James Franklin gets a ton of recognition as one of the nation’s best up-and-coming head coaches. But with the way he delegates and trusts the guys on his staff, there’s no doubt the assistant coaches’ efforts will be very instrumental in any success PSU enjoys under Franklin.

“In my opinion, it’s the greatest program in college football,” linebackers coach and Altoona native Brent Pry said. “I grew up with so much admiration for it. I think throughout my coaching career, I’ve always carried some of what Penn State is about with me. So a chance to come here has been a real blessing.”

“I’m from Pittsburgh, so representing the state university of Pennsylvania is a thrill,” defensive coordinator Bob Shoop said. “The history and tradition of Penn State football is just incredible. I respect and admire the history of the program like you can’t even imagine. I just really want to help do my part to take Penn State football to the next level.”

And perhaps the best for last …

“Growing up, I looked at people that worked here and said, ‘Wow, they work at Penn State,'” defensive line coach Sean Spencer said. “Now I realize that I’m part of the elite.
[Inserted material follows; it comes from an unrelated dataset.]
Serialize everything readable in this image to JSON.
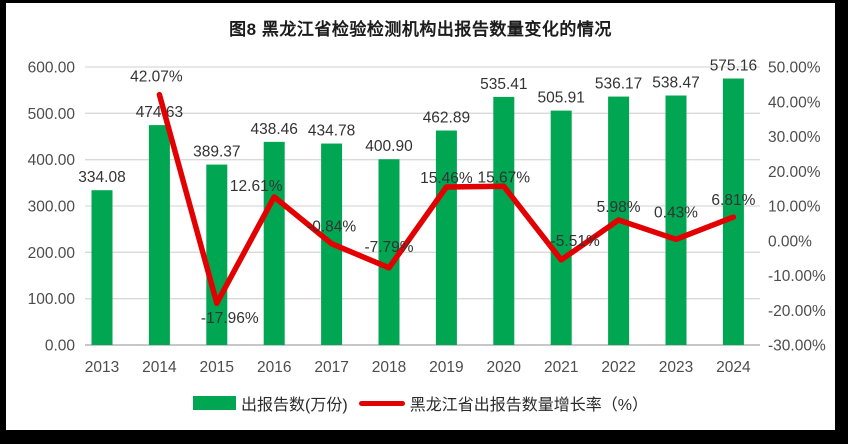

I always wanted to be at Penn State, and I’m tremendously privileged to be able to work here.”

Pry worked at places such as East Stroudsburg, Western Carolina, Georgia Southern and Louisiana-Lafayette.

Shoop worked at Northeastern, Villanova, Yale and UMass.

Spencer worked at Shippensburg, Trinity, Hofstra and Holy Cross.

Many of the other assistants have made similar stops, and as with any profession, sometimes it just takes the right connection in order to land the dream job. These guys made that connection with Franklin, who greatly values them and brought most of them along with him from Vanderbilt.

“I am fiercely loyal as a person in general, and I’m going to be fiercely loyal to the guys that I’ve worked with in the past,” Franklin said about his assistants upon getting the job at PSU.

Loyalty can work two ways.

Joe Paterno was extremely loyal to his assistant coaches, to the degree where they not only had what amounted to lifetime jobs, but also an agreement for three years’ salary after his tenure ended.

That was whether they still could do the job at a high level or not.

Clearly, some of them couldn’t.

And the program suffered for it.

Penn State was fortunate to have tremendous assistants such as Tom Bradley, Larry Johnson and Ron Vanderlinden carrying the load for so many years, but there was so much other dead weight on the staff that it led to an obvious level of underachievement.

Bill O’Brien retained Johnson and Vanderlinden and upgraded the overall staff during his two years with the Nittany Lions. He brought in a group of assistants who had extensive success, many at high levels of college or the NFL.

Franklin’s assistants, by and large, don’t have the kind of resumes that O’Brien’s guys had, but again, this group already has displayed a tremendous amount of passion, enthusiasm and willingness to adapt to all aspects of modern-day coaching.

Just check Twitter.

We don’t know all the particulars about these new assistants yet – such as how they will react under different game scenarios – and in that regard the jury is still out on Franklin, as well. The pieces of the puzzle will start to fall into place in Ireland next weekend against Central Florida.

What we do know is this: Each member of the Lions’ current coaching staff has his job because he earned it and will be counted on to perform all aspects of the job at a high level every day.

You’d think that would be a given in major college football, but we all know that hasn’t always been the case at Penn State.